The Daily Illini

ISS sets precedent to not fund registered student organizations

By Megan Jones

Additional chairs were needed in the Pine Lounge at Wednesday night’s Illinois Student Senate meeting as more than 40 members of the Black Chorus awaited to hear if the senate would allocate $18,390 to buy chorus robes. However, fewer than ten members remained after three hours of debate on the proposal, which failed, 9-17, with two abstentions.

“We made a clear precedent tonight and I beseech the Illinois Student Senate to create funding policies in regards to the possibility of funding external organizations,” said Shao Guo, senior in ACES. “Quite frankly, there are over 1,200 RSOs on campus and if only one percent of that 1,200 came here requesting $5,000, we would be bankrupt.”

Student Body President Damani Bolden said this does not align with his goals for the senate and the body needs to self-reflect and step back from petty politics.

“This is a dangerous precedent as we are called upon multiple times throughout the year to lend a helping hand to a multitude of student organizations,” Bolden said. “I’m very disappointed that the body has made this decision. I have on my desk currently multiple proposals, and now that the body has spoken, can I in good conscience bring another request to this floor?”

Senator Joshua Baalman, sophomore in LAS, said if the senate allocates funds for the chorus, similar registered student organizations can come asking for money too.

The resolution asked the senate to fund 100 robes, which cost $183.90 per robe — a total of $18,390 — but after an hour of debate over the amount, Senator David Mischiu, senior in FAA, made an amendment to change the amount to $9,195, exactly half the amount the chorus asked for.

“I am fairly confident that they can find the other half of the money somehow, and I would be willing to work with them to find alternatives to their funding,” Mischiu said.

Senator Calvin Lear, graduate student, reminded the senators that while the Black Chorus is a great organization, it only represents 100 students out of the entire student body of more than 40,000 students.

“Yes, it’s a big number and we’re asking for a lot right now, but when students 20 years from now are putting on the robes that you helped sponsor, you can say that’s something you helped do,” said Kayln Hutchinson, chorus member and senior in LAS.

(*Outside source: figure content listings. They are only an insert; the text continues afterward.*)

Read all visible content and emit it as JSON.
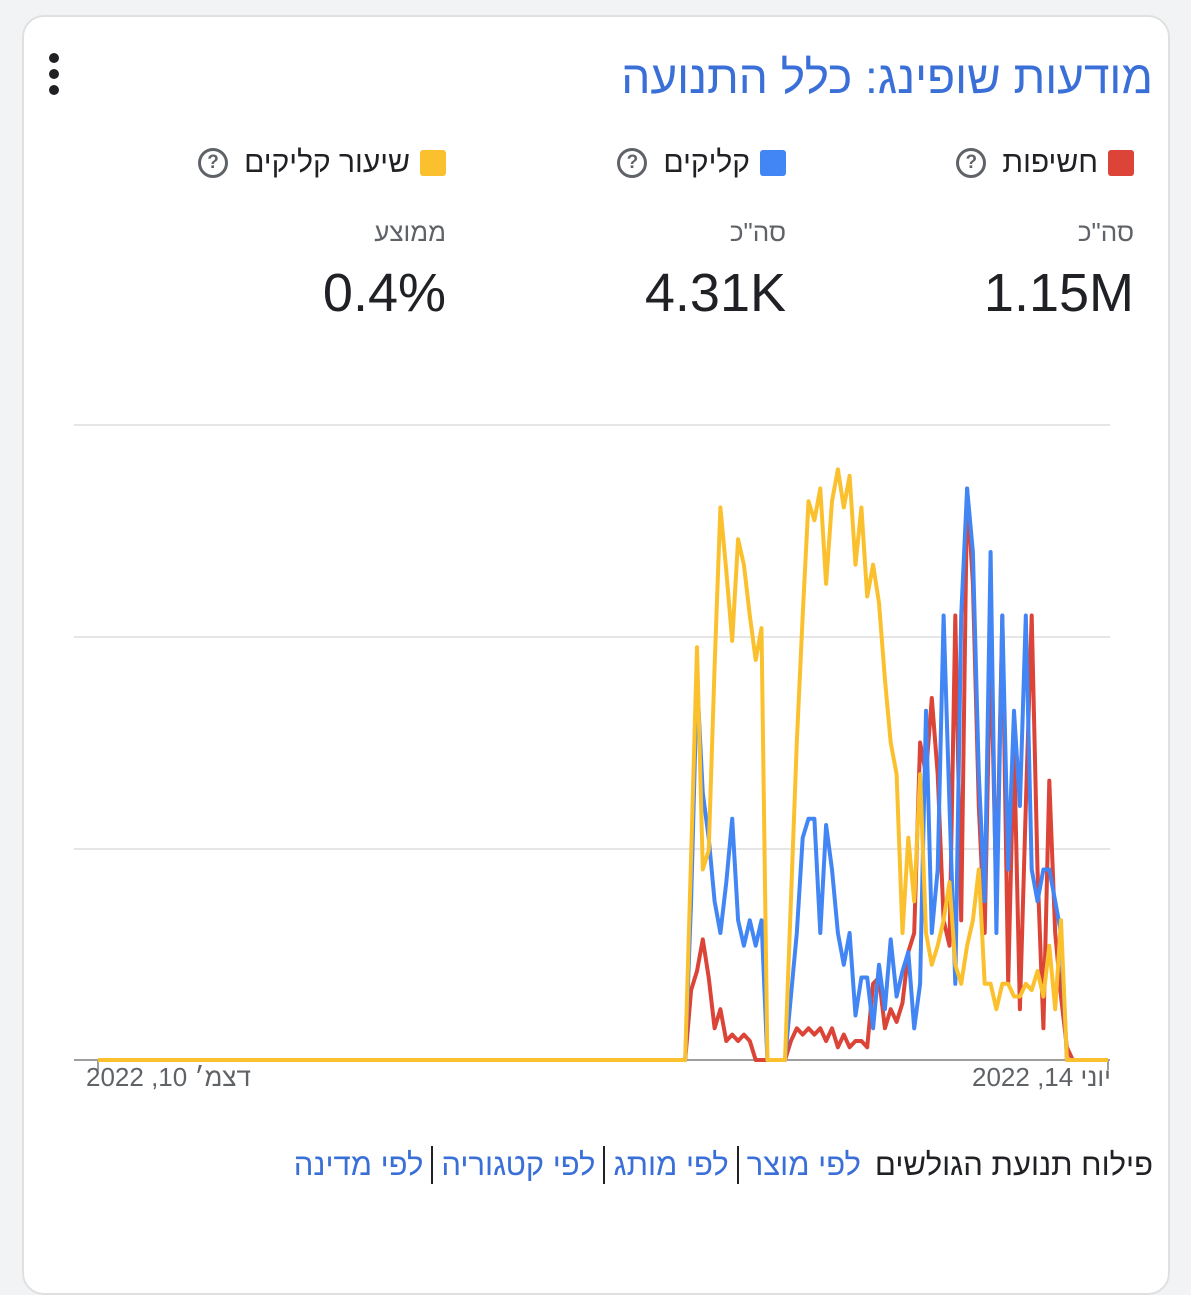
{
  "title": "מודעות שופינג: כלל התנועה",
  "metrics": [
    {
      "label": "חשיפות",
      "color": "#db4437",
      "sub": "סה\"כ",
      "value": "1.15M"
    },
    {
      "label": "קליקים",
      "color": "#4285f4",
      "sub": "סה\"כ",
      "value": "4.31K"
    },
    {
      "label": "שיעור קליקים",
      "color": "#fbc02d",
      "sub": "ממוצע",
      "value": "0.4%"
    }
  ],
  "help_glyph": "?",
  "icons": {
    "menu": "more-vert-icon",
    "help": "help-circle-icon"
  },
  "breakdown": {
    "label": "פילוח תנועת הגולשים",
    "links": [
      "לפי מוצר",
      "לפי מותג",
      "לפי קטגוריה",
      "לפי מדינה"
    ]
  },
  "chart_data": {
    "type": "line",
    "title": "",
    "xlabel": "",
    "ylabel": "",
    "grid": true,
    "x_range": [
      "יוני 14, 2022",
      "דצמ׳ 10, 2022"
    ],
    "x_tick_labels": [
      "יוני 14, 2022",
      "דצמ׳ 10, 2022"
    ],
    "y_scale": "normalized per series (0 = baseline, 1 = top gridline)",
    "series": [
      {
        "name": "חשיפות",
        "color": "#db4437",
        "values": [
          0,
          0,
          0,
          0,
          0,
          0,
          0,
          0,
          0,
          0,
          0,
          0,
          0,
          0,
          0,
          0,
          0,
          0,
          0,
          0,
          0,
          0,
          0,
          0,
          0,
          0,
          0,
          0,
          0,
          0,
          0,
          0,
          0,
          0,
          0,
          0,
          0,
          0,
          0,
          0,
          0,
          0,
          0,
          0,
          0,
          0,
          0,
          0,
          0,
          0,
          0,
          0,
          0,
          0,
          0,
          0,
          0,
          0,
          0,
          0,
          0,
          0,
          0,
          0,
          0,
          0,
          0,
          0,
          0,
          0,
          0,
          0,
          0,
          0,
          0,
          0,
          0,
          0,
          0,
          0,
          0,
          0,
          0,
          0,
          0,
          0,
          0,
          0,
          0,
          0,
          0,
          0,
          0,
          0,
          0,
          0,
          0,
          0,
          0,
          0,
          0,
          0.11,
          0.14,
          0.19,
          0.13,
          0.05,
          0.08,
          0.03,
          0.04,
          0.03,
          0.04,
          0.03,
          0,
          0,
          0,
          0,
          0,
          0,
          0.03,
          0.05,
          0.04,
          0.05,
          0.04,
          0.05,
          0.03,
          0.05,
          0.02,
          0.04,
          0.02,
          0.03,
          0.03,
          0.02,
          0.12,
          0.13,
          0.05,
          0.08,
          0.06,
          0.09,
          0.17,
          0.2,
          0.5,
          0.45,
          0.57,
          0.45,
          0.22,
          0.18,
          0.7,
          0.22,
          0.9,
          0.75,
          0.4,
          0.2,
          0.66,
          0.25,
          0.7,
          0.12,
          0.5,
          0.08,
          0.4,
          0.7,
          0.3,
          0.05,
          0.44,
          0.2,
          0.1,
          0.02,
          0,
          0,
          0,
          0,
          0,
          0,
          0
        ]
      },
      {
        "name": "קליקים",
        "color": "#4285f4",
        "values": [
          0,
          0,
          0,
          0,
          0,
          0,
          0,
          0,
          0,
          0,
          0,
          0,
          0,
          0,
          0,
          0,
          0,
          0,
          0,
          0,
          0,
          0,
          0,
          0,
          0,
          0,
          0,
          0,
          0,
          0,
          0,
          0,
          0,
          0,
          0,
          0,
          0,
          0,
          0,
          0,
          0,
          0,
          0,
          0,
          0,
          0,
          0,
          0,
          0,
          0,
          0,
          0,
          0,
          0,
          0,
          0,
          0,
          0,
          0,
          0,
          0,
          0,
          0,
          0,
          0,
          0,
          0,
          0,
          0,
          0,
          0,
          0,
          0,
          0,
          0,
          0,
          0,
          0,
          0,
          0,
          0,
          0,
          0,
          0,
          0,
          0,
          0,
          0,
          0,
          0,
          0,
          0,
          0,
          0,
          0,
          0,
          0,
          0,
          0,
          0,
          0,
          0.25,
          0.6,
          0.42,
          0.35,
          0.25,
          0.2,
          0.28,
          0.38,
          0.22,
          0.18,
          0.22,
          0.18,
          0.22,
          0,
          0,
          0,
          0,
          0.1,
          0.2,
          0.35,
          0.38,
          0.38,
          0.2,
          0.37,
          0.3,
          0.2,
          0.15,
          0.2,
          0.07,
          0.13,
          0.13,
          0.05,
          0.15,
          0.08,
          0.19,
          0.1,
          0.14,
          0.17,
          0.05,
          0.12,
          0.55,
          0.2,
          0.3,
          0.7,
          0.4,
          0.12,
          0.7,
          0.9,
          0.8,
          0.45,
          0.25,
          0.8,
          0.2,
          0.7,
          0.3,
          0.55,
          0.4,
          0.7,
          0.3,
          0.25,
          0.3,
          0.3,
          0.25,
          0.2,
          0,
          0,
          0,
          0,
          0,
          0,
          0,
          0
        ]
      },
      {
        "name": "שיעור קליקים",
        "color": "#fbc02d",
        "values": [
          0,
          0,
          0,
          0,
          0,
          0,
          0,
          0,
          0,
          0,
          0,
          0,
          0,
          0,
          0,
          0,
          0,
          0,
          0,
          0,
          0,
          0,
          0,
          0,
          0,
          0,
          0,
          0,
          0,
          0,
          0,
          0,
          0,
          0,
          0,
          0,
          0,
          0,
          0,
          0,
          0,
          0,
          0,
          0,
          0,
          0,
          0,
          0,
          0,
          0,
          0,
          0,
          0,
          0,
          0,
          0,
          0,
          0,
          0,
          0,
          0,
          0,
          0,
          0,
          0,
          0,
          0,
          0,
          0,
          0,
          0,
          0,
          0,
          0,
          0,
          0,
          0,
          0,
          0,
          0,
          0,
          0,
          0,
          0,
          0,
          0,
          0,
          0,
          0,
          0,
          0,
          0,
          0,
          0,
          0,
          0,
          0,
          0,
          0,
          0,
          0,
          0.32,
          0.65,
          0.3,
          0.33,
          0.62,
          0.87,
          0.77,
          0.66,
          0.82,
          0.78,
          0.7,
          0.63,
          0.68,
          0,
          0,
          0,
          0,
          0.25,
          0.5,
          0.7,
          0.88,
          0.85,
          0.9,
          0.75,
          0.88,
          0.93,
          0.87,
          0.92,
          0.78,
          0.87,
          0.73,
          0.78,
          0.72,
          0.6,
          0.5,
          0.45,
          0.2,
          0.35,
          0.25,
          0.45,
          0.2,
          0.15,
          0.18,
          0.22,
          0.28,
          0.15,
          0.12,
          0.18,
          0.22,
          0.3,
          0.12,
          0.12,
          0.08,
          0.12,
          0.12,
          0.1,
          0.1,
          0.12,
          0.11,
          0.14,
          0.1,
          0.18,
          0.08,
          0.22,
          0,
          0,
          0,
          0,
          0,
          0,
          0,
          0
        ]
      }
    ]
  }
}
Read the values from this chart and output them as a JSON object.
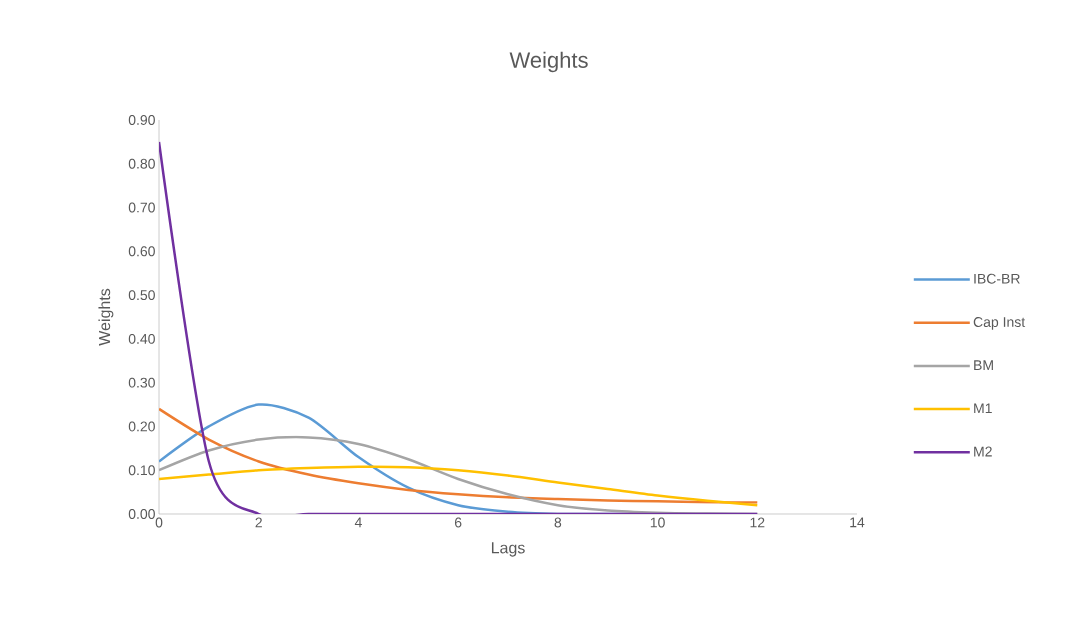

As senators continued onto the second hour of debate, many of the members of the Black Chorus began leaving the Pine Lounge before the senate arrived at a final verdict.

“(Robes are) a want, just as you want many things,” said Brian Siegel, senior in Media and former Illini Media employee. “It’s our job to represent everyone on campus. I’m not speaking against the organization, but we have a job to be fiscally responsible.”

The Black Chorus serves as an RSO, a class and part of the College of Music. It was founded in 1968 by four African Americans students who wanted to give “life to the African American experience through the black sacred music tradition,” according to the resolution. The chorus performs at events such as Ebertfest, National Association for the Study and Performance of African-American Music Conference and more.

Their robes are 23 years old, and if passed, the Illinois Student Senate would have been a co-sponsor of their annual fall and spring concerts. Senator Shana Harrison, graduate student, said this would be a huge marketing tool for them, costing $500 per semester when broken down over the 20-year partnership.

Senator Tony Fiorentino, graduate student, said the senate is a government and should not have partnerships.

“It’s kind of disheartening hearing some of the members of the student senate being so outwardly opposed to funding the robes, because they should see the benefit and the responsibility of helping their constituents,” said Keshena Watson, student director of Black Chorus. “The presence of student senate is not very strong on this campus, but on the contrast many students would say they know the Black Chorus and they’ve been to one of our concerts. Why wouldn’t you want to merge together and join a partnership because as you help us, we help you.”

Several members spoke about how the Black Chorus serves as a family to them and has impacted their college careers.

“Each robe tells its own story for the past 23 years,” said Sarah Rabin, chorus member and freshman in FAA. “That’s a long time and a lot of stories to be seen and from what I’ve seen, this choir is a family.”